Luciferase Reporter Assay

We used RNAhybrid and miRanda to predict miR-222 target genes and chose NASP, LHX8, BCL2L11 and EGFR for a luciferase reporter assay. The wild-type gene fragments of the 3’UTR region were amplified by PCR with an upstream primer within the SacI site and a reverse primer within the XbaI site using PrimeSTAR polymerase (Takara, China, Japan), and purified with a TIANgel Midi Purification Kit (Tiangen, China). The products were digested by the restriction endonucleases SacI and XbaI (TransGen, China), and the inserts were linked to the pmirGLO double luciferase reporter vector with a DNA ligation kit (Takara, China). The constructs were validated by sequencing. Mutant vectors were created from the wild-type vectors by using a Fast Mutagenesis System (TransGen, China). We designed mutation primers (Supplementary Table 3) to change the seed sequences (the miRNA-gene binding sites). The resulting reporter vectors are termed NASP-WT, LHX8-WT, BCL2L11-WT and BCL2L11-MUT, EGFR-WT and EGFR-MUT.
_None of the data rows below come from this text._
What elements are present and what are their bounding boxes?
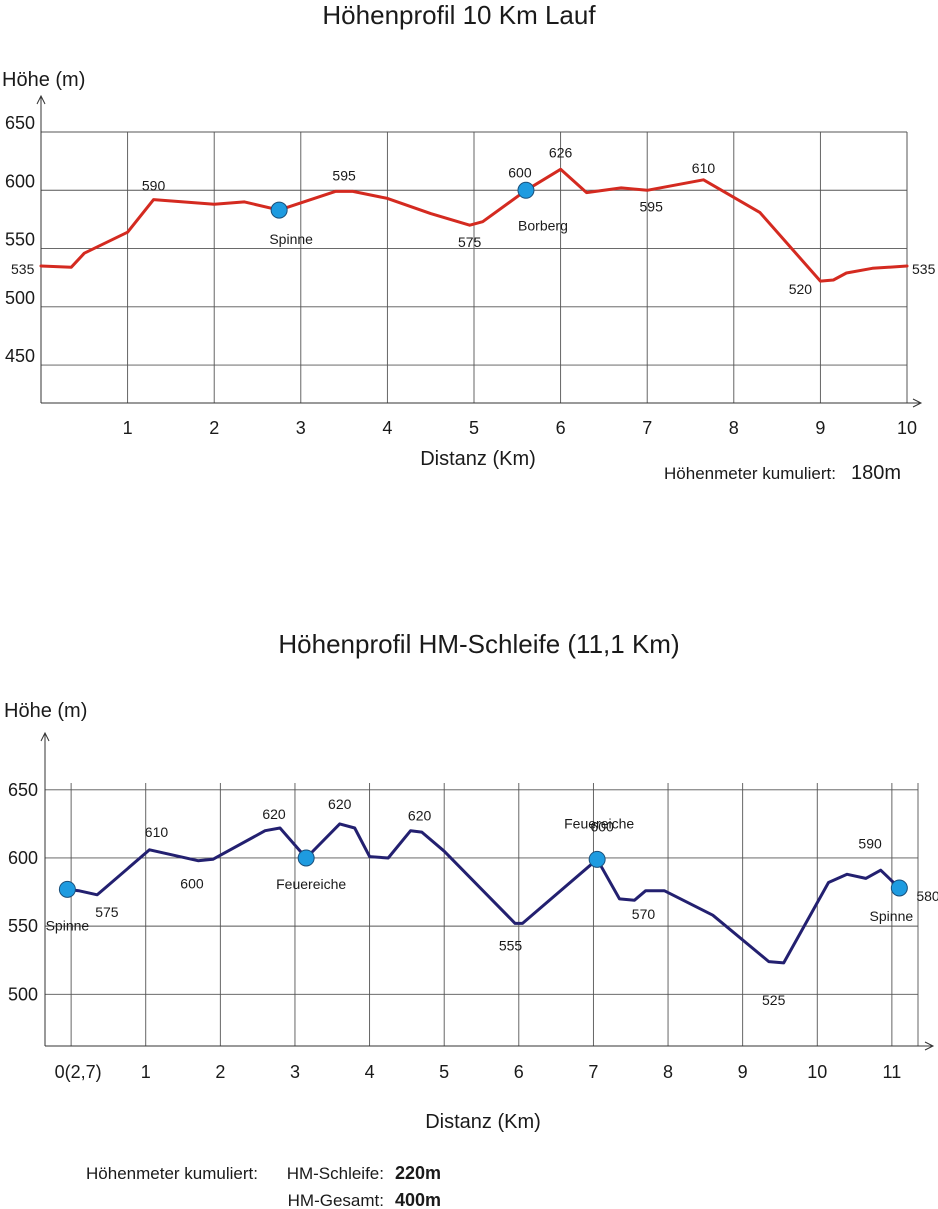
chart2-x-tick-label: 9 [738,1062,748,1082]
chart2-elevation-label: 620 [328,796,352,812]
chart2-waypoint-label: Spinne [46,917,90,933]
chart2-waypoint-marker [58,880,76,898]
chart1-plot: 650 600 550 500 450 1 2 3 4 5 6 7 8 9 10 Spinne Borberg 5… [5,94,936,438]
chart2-y-axis-label: Höhe (m) [4,700,87,722]
chart2-x-tick-label: 3 [290,1062,300,1082]
chart2-elevation-label: 570 [632,906,656,922]
chart1-x-tick-label: 9 [815,418,825,438]
chart1-x-tick-label: 5 [469,418,479,438]
chart1-waypoint-marker [270,201,288,219]
chart2-waypoint-label: Feuereiche [276,876,346,892]
chart2-waypoint-marker [588,850,606,868]
chart2-x-axis-label: Distanz (Km) [425,1111,541,1133]
chart1-elevation-label: 535 [11,261,35,277]
chart2-elevation-label: 620 [408,808,432,824]
chart2-elevation-label: 590 [858,835,882,851]
chart2-x-tick-label: 5 [439,1062,449,1082]
chart2-hm-schleife-label: HM-Schleife: [287,1164,384,1183]
chart2-y-tick-label: 550 [8,916,38,936]
chart1-elevation-label: 626 [549,144,573,160]
chart2-elevation-label: 575 [95,904,119,920]
chart2-y-tick-label: 600 [8,848,38,868]
chart2-x-tick-label: 11 [883,1062,902,1082]
chart1-elevation-label: 575 [458,234,482,250]
chart1-y-tick-label: 600 [5,171,35,191]
chart2-waypoint-label: Feuereiche [564,815,634,831]
chart2-title: Höhenprofil HM-Schleife (11,1 Km) [278,629,679,659]
chart2-waypoint-label: Spinne [870,908,914,924]
chart2-elevation-label: 555 [499,937,523,953]
chart2-x-axis-arrow [924,1041,935,1051]
chart1-elevation-label: 595 [332,167,356,183]
chart1-x-tick-label: 1 [123,418,133,438]
chart2-elevation-line [65,822,901,965]
chart2-x-tick-label: 7 [588,1062,598,1082]
chart2-x-tick-label: 8 [663,1062,673,1082]
chart1-elevation-label: 595 [640,198,664,214]
chart2-y-tick-label: 650 [8,780,38,800]
chart1-y-axis-arrow [36,94,46,105]
chart1-cumulative-label: Höhenmeter kumuliert: [664,464,836,483]
chart2-waypoint-marker [297,849,315,867]
chart2-cumulative-label: Höhenmeter kumuliert: [86,1164,258,1183]
chart2-hm-schleife-value: 220m [395,1163,441,1183]
chart2-x-tick-label: 2 [215,1062,225,1082]
chart1-x-tick-label: 10 [897,418,917,438]
chart1-x-axis-arrow [912,398,923,408]
chart1-y-tick-label: 450 [5,346,35,366]
chart2-x-tick-label: 6 [514,1062,524,1082]
chart1-x-axis-label: Distanz (Km) [420,448,536,470]
chart2-x-tick-label: 4 [365,1062,375,1082]
chart2-x-tick-label: 10 [807,1062,827,1082]
chart2-x-tick-label: 0(2,7) [55,1062,102,1082]
chart1-y-tick-label: 650 [5,113,35,133]
chart1-x-tick-label: 2 [209,418,219,438]
chart2-elevation-label: 620 [262,806,286,822]
chart1-y-axis-label: Höhe (m) [2,69,85,91]
chart2-x-tick-label: 1 [141,1062,151,1082]
chart1-x-tick-label: 6 [556,418,566,438]
chart1-elevation-line [39,167,909,283]
chart1-waypoint-marker [517,181,535,199]
chart1-x-tick-label: 3 [296,418,306,438]
chart2-elevation-label: 600 [180,876,204,892]
chart2-plot: 650 600 550 500 0(2,7) 1 2 3 4 5 6 7 8 9 10 11 Spinne Feu… [8,731,938,1082]
chart2-y-tick-label: 500 [8,984,38,1004]
chart1-x-tick-label: 7 [642,418,652,438]
chart1-y-tick-label: 500 [5,288,35,308]
chart1-elevation-label: 610 [692,160,716,176]
chart1-x-tick-label: 8 [729,418,739,438]
chart2-elevation-label: 525 [762,992,786,1008]
chart1-waypoint-label: Spinne [269,231,313,247]
chart2-elevation-label: 580 [916,888,938,904]
chart2-hm-gesamt-label: HM-Gesamt: [288,1191,384,1209]
chart1-x-tick-label: 4 [382,418,392,438]
chart2-waypoint-marker [890,879,908,897]
chart1-elevation-label: 590 [142,178,166,194]
chart1-elevation-label: 520 [789,281,813,297]
chart1-cumulative-value: 180m [851,462,901,484]
chart2-hm-gesamt-value: 400m [395,1190,441,1209]
chart1-elevation-label: 600 [508,164,532,180]
chart2-y-axis-arrow [40,731,50,742]
chart1-waypoint-label: Borberg [518,217,568,233]
chart2-elevation-label: 610 [145,824,169,840]
chart1-y-tick-label: 550 [5,230,35,250]
chart2-elevation-label: 600 [590,818,614,834]
chart1-elevation-label: 535 [912,261,936,277]
chart1-title: Höhenprofil 10 Km Lauf [322,0,596,30]
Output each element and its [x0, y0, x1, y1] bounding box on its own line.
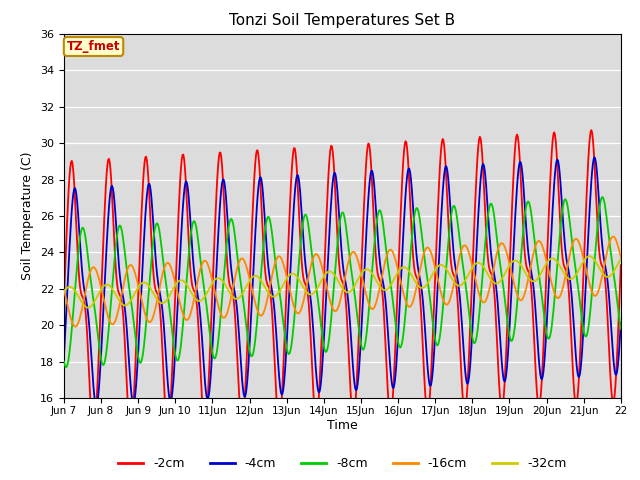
Legend: -2cm, -4cm, -8cm, -16cm, -32cm: -2cm, -4cm, -8cm, -16cm, -32cm: [113, 452, 572, 475]
Text: TZ_fmet: TZ_fmet: [67, 40, 120, 53]
Title: Tonzi Soil Temperatures Set B: Tonzi Soil Temperatures Set B: [229, 13, 456, 28]
X-axis label: Time: Time: [327, 419, 358, 432]
Y-axis label: Soil Temperature (C): Soil Temperature (C): [22, 152, 35, 280]
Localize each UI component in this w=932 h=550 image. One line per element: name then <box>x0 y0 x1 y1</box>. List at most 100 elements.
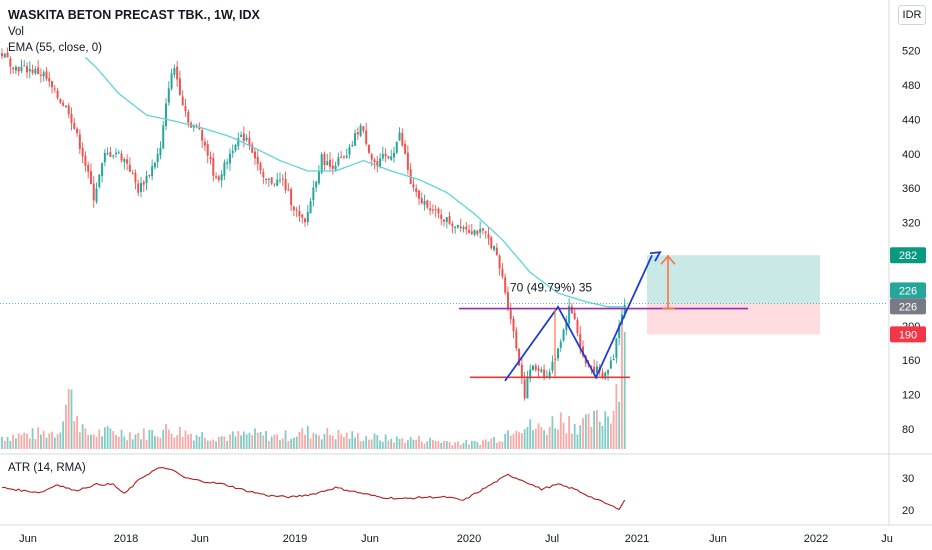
candle-body <box>501 268 504 277</box>
candle-body <box>317 171 320 184</box>
volume-bar <box>90 434 92 449</box>
candle-body <box>209 157 212 160</box>
volume-bar <box>587 413 590 449</box>
candle <box>576 317 579 337</box>
candle <box>70 107 73 131</box>
volume-bar <box>109 428 112 449</box>
volume-bar <box>351 431 354 449</box>
candle-body <box>367 145 370 153</box>
candle-body <box>64 105 67 107</box>
candle-body <box>498 255 501 269</box>
price-badge-value: 190 <box>899 329 917 341</box>
candle <box>329 152 332 171</box>
volume-bar <box>167 429 170 449</box>
y-tick-label: 160 <box>902 355 920 367</box>
pattern-measure-label: 70 (49.79%) 35 <box>510 281 592 295</box>
candle-body <box>604 372 607 379</box>
position-zones <box>647 255 820 335</box>
candle <box>551 355 554 374</box>
candle <box>78 129 81 154</box>
volume-bar <box>242 431 245 449</box>
volume-bar <box>368 439 370 449</box>
candle-body <box>418 190 420 199</box>
candle <box>381 146 384 161</box>
candle <box>401 128 404 147</box>
candle-body <box>476 231 479 235</box>
candle-body <box>481 228 484 231</box>
volume-bar <box>459 444 462 449</box>
candle-body <box>251 144 254 153</box>
candle <box>98 173 101 189</box>
volume-bar <box>393 442 395 449</box>
currency-badge[interactable]: IDR <box>898 5 926 25</box>
candle-body <box>398 132 401 141</box>
volume-bar <box>404 442 406 449</box>
candle <box>434 205 437 218</box>
candle <box>220 170 223 188</box>
volume-bar <box>376 435 379 449</box>
volume-bar <box>204 437 206 449</box>
volume-bar <box>231 431 234 449</box>
candle-body <box>120 153 123 161</box>
candle-body <box>17 66 20 72</box>
candle-body <box>176 66 179 80</box>
volume-bar <box>462 442 465 449</box>
volume-bar <box>415 439 418 449</box>
volume-bar <box>373 433 376 449</box>
candle-body <box>37 67 40 75</box>
x-tick-label: Jun <box>191 533 209 545</box>
candle-body <box>267 178 270 180</box>
volume-bar <box>137 432 140 449</box>
candle-body <box>162 125 165 149</box>
candle-body <box>26 66 29 73</box>
volume-bar <box>315 434 318 449</box>
candle <box>48 71 51 88</box>
volume-bar <box>65 404 67 449</box>
candle-body <box>240 134 243 137</box>
profit-zone <box>647 255 820 304</box>
candle <box>495 243 498 257</box>
y-tick-label: 360 <box>902 183 920 195</box>
candle-body <box>262 171 265 178</box>
candle <box>604 371 607 380</box>
candle-body <box>137 183 140 193</box>
candle <box>192 123 195 132</box>
candle <box>81 142 84 164</box>
candle-body <box>276 179 279 186</box>
volume-bar <box>523 429 526 449</box>
candle-body <box>531 365 534 371</box>
candle <box>429 200 432 216</box>
candle-body <box>376 161 379 166</box>
candle <box>156 148 159 168</box>
candle <box>112 154 115 159</box>
candle <box>114 148 117 159</box>
volume-bar <box>490 438 493 449</box>
volume-bar <box>484 439 487 449</box>
x-tick-label: Ju <box>881 533 893 545</box>
volume-bar <box>151 430 154 449</box>
candle-body <box>142 182 145 185</box>
candle <box>273 183 276 187</box>
volume-bar <box>226 440 229 449</box>
volume-bar <box>609 423 612 449</box>
volume-bar <box>593 410 596 449</box>
candle <box>412 178 415 192</box>
volume-bar <box>323 433 326 449</box>
x-tick-label: 2022 <box>804 533 828 545</box>
volume-bar <box>537 423 540 449</box>
candle-body <box>237 138 240 147</box>
candle-body <box>92 183 95 201</box>
candle-body <box>518 348 521 366</box>
candle-body <box>178 78 181 95</box>
candle <box>140 176 142 198</box>
candle <box>398 127 401 141</box>
volume-bar <box>406 440 409 449</box>
candle <box>565 315 568 336</box>
candle-body <box>456 224 459 228</box>
candle-body <box>56 90 59 99</box>
candle-body <box>495 247 498 255</box>
volume-bar <box>154 436 156 449</box>
candle <box>309 198 312 214</box>
candle <box>17 66 20 76</box>
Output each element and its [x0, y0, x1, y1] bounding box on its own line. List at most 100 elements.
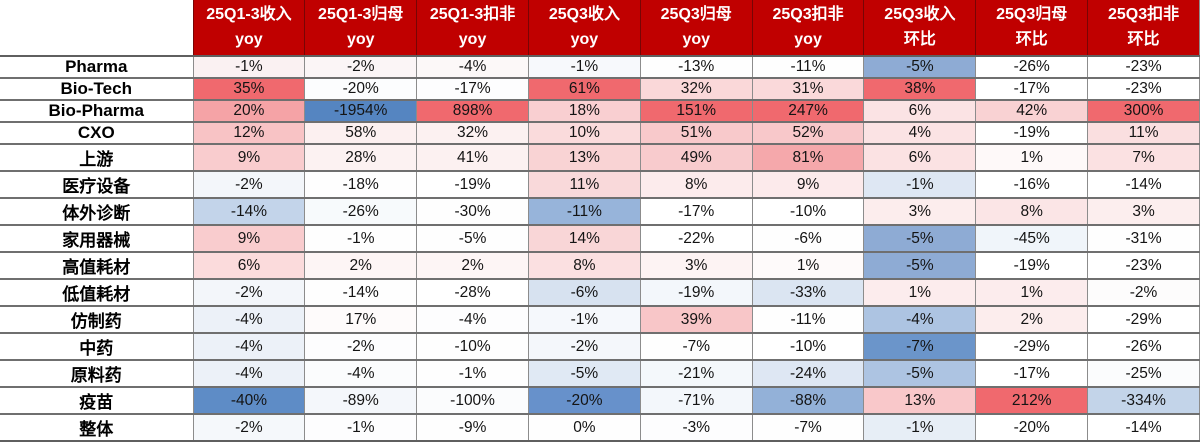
table-row-上游: 上游 9% 28% 41% 13% 49% 81% 6% 1% 7% — [0, 143, 1200, 171]
table-cell-r14-c9: -334% — [1087, 386, 1200, 414]
table-cell-r12-c4: -2% — [527, 332, 641, 360]
column-header-line1: 25Q3归母 — [660, 5, 732, 23]
table-cell-r3-c9: 300% — [1087, 99, 1200, 122]
table-cell-r5-c4: 13% — [527, 143, 641, 171]
table-row-家用器械: 家用器械 9% -1% -5% 14% -22% -6% -5% -45% -31% — [0, 224, 1200, 252]
table-cell-r2-c4: 61% — [527, 77, 641, 100]
table-cell-r10-c1: -2% — [192, 278, 305, 306]
table-cell-r3-c2: -1954% — [304, 99, 417, 122]
table-cell-r6-c2: -18% — [304, 170, 417, 198]
table-cell-r9-c3: 2% — [416, 251, 529, 279]
table-cell-r8-c1: 9% — [192, 224, 305, 252]
table-cell-r9-c1: 6% — [192, 251, 305, 279]
table-cell-r10-c3: -28% — [416, 278, 529, 306]
table-cell-r12-c3: -10% — [416, 332, 529, 360]
corner-cell — [0, 0, 193, 57]
table-cell-r9-c9: -23% — [1087, 251, 1200, 279]
table-cell-r6-c8: -16% — [975, 170, 1088, 198]
row-label: CXO — [0, 121, 194, 144]
table-cell-r7-c6: -10% — [751, 197, 864, 225]
table-cell-r1-c6: -11% — [751, 55, 864, 78]
table-cell-r7-c4: -11% — [527, 197, 641, 225]
table-cell-r12-c1: -4% — [192, 332, 305, 360]
row-label: Bio-Tech — [0, 77, 194, 100]
table-row-体外诊断: 体外诊断 -14% -26% -30% -11% -17% -10% 3% 8% 3% — [0, 197, 1200, 225]
row-label: 仿制药 — [0, 305, 194, 333]
column-header-9: 25Q3扣非 环比 — [1087, 0, 1200, 57]
table-cell-r13-c1: -4% — [192, 359, 305, 387]
table-cell-r15-c7: -1% — [863, 413, 976, 442]
table-cell-r7-c1: -14% — [192, 197, 305, 225]
table-cell-r10-c7: 1% — [863, 278, 976, 306]
table-cell-r13-c7: -5% — [863, 359, 976, 387]
table-cell-r8-c6: -6% — [751, 224, 864, 252]
table-cell-r1-c2: -2% — [304, 55, 417, 78]
table-cell-r7-c8: 8% — [975, 197, 1088, 225]
table-cell-r2-c7: 38% — [863, 77, 976, 100]
column-header-line1: 25Q3收入 — [884, 5, 956, 23]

The constructed plasmids were cotransfected with the miR-222 mimic or inhibitor into 293T cells using Lipofectamine 2000 (Invitrogen, United States). Forty-eight hours after transfection, luciferase activity was detected by an enzyme labeling instrument (Tecan, Switzerland) according to the specifications of the Dual Luciferase Reporter Assay System (Promega, United States).